On ne sera jamais ensemble.
Les lames d'acier s'entrechoquent, les insultes fusent, les regards ne se quittent que pour parer ou attaquer. La passion. Brute. Violente. Dévorante. Ils se frappent avec toute la violence dont ils sont capables. Roméo s'interpose, Tybalt s'énerve. Frustration. Le coup d'épée sous son bras. Le sang gicle. Mercutio halète. Ses yeux cherchent frénétiquement à croiser ceux de Tybalt. Ils se fixent. Le Capulet sent ses yeux s'embuer mais les larmes ne coulent pas. Il doit finir la comédie, mais il n'a pas le cœur à rire ni à sourire narquoisement.

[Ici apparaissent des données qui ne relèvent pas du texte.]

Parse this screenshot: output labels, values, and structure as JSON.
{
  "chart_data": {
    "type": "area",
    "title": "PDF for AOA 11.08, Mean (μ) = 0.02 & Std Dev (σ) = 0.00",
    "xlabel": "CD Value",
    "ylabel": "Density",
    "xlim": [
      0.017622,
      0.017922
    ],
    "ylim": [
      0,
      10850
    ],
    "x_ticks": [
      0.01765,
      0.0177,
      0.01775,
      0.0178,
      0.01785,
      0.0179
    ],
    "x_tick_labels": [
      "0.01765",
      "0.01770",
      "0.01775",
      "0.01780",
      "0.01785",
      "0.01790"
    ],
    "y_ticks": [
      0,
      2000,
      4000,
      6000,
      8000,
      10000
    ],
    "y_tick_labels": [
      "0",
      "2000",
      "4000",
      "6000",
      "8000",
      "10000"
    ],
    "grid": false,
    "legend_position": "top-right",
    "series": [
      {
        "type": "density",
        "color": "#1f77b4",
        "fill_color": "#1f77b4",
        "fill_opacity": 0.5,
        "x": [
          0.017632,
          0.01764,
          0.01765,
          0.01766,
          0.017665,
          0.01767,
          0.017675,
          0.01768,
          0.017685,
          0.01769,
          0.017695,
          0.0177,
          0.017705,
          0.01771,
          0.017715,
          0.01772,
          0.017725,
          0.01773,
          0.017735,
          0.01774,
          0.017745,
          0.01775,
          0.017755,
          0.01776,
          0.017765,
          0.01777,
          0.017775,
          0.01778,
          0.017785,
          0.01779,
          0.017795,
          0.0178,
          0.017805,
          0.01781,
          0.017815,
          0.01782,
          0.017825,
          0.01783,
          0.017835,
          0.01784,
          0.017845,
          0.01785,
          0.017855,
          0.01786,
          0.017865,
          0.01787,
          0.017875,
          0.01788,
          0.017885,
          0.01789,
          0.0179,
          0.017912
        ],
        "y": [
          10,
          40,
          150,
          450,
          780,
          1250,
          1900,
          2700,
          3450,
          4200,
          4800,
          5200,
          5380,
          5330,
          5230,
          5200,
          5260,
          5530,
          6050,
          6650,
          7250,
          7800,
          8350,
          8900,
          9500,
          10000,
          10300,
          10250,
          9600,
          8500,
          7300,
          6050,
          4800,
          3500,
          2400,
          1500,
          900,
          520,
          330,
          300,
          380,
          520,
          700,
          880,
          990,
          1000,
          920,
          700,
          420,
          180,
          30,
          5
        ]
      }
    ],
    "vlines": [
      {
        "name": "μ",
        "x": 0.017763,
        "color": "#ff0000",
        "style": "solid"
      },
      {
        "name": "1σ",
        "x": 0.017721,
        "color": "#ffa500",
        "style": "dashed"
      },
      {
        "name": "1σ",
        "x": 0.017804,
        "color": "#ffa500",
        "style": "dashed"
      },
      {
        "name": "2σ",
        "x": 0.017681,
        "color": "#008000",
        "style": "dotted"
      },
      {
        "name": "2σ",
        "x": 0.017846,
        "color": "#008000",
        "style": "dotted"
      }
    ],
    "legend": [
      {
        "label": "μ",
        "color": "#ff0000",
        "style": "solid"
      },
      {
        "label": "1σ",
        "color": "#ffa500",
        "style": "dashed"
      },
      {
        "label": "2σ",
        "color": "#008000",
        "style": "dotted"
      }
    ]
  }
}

Il reste debout à fixer les yeux bleu de Mercutio. Ils ressemblent au ciel de Vérone. Si pur, si bleu. Il ne bouge presque plus. Roméo et Benvolio crient, pleurent. Ils ne remarquent pas que le regard de leur ami est pour Tybalt. Roméo attrape une dague. Le sang gicle à nouveau. Le blond baisse les yeux sur son ventre puis sur le visage de Roméo d'un air hébété avant de tomber a genoux.
Sa tête frappe les dalles dures de la ruelle. Il sent le sang poisseux couler et former une fleur de sang autour de son crâne. Il voit Mercutio, allongé à quelques mètres. Tout s'enchaîne dans sa tête. Leur rencontre, son obsession pour lui, la folie de Mercutio, sa propre arrogance, le premier baiser, la première fois puis les autres, la haine entre les deux familles, la honte de leur penchant coupable, la lâcheté qui les a éloigné l'un de l'autre. Le gâchis qu'a été leurs vies. Il écarquille les yeux en voyant les lèvres de son amant bouger, il sait que c'est important mais sa vue se brouille déjà. Il essaye de sourire et sait que le rendu doit être pathétique et plus proche d'une grimace que d'autre chose. Il ferme les yeux. Son ventre lui fait mal. Sa tête lui fait mal. Il se sent partir. Il ira sans doute en Enfers. Il y reverra son fou de Mercutio. Il a froid. Il a un peu peur. Il aurait aimé parler avec lui. Il aurait voulu que tout cela se passe autrement. Il a tellement froid. Il glisse.
La mort se penche sur lui et l'embrasse.
Ses lèvres ont le même gout que celle de Mercutio.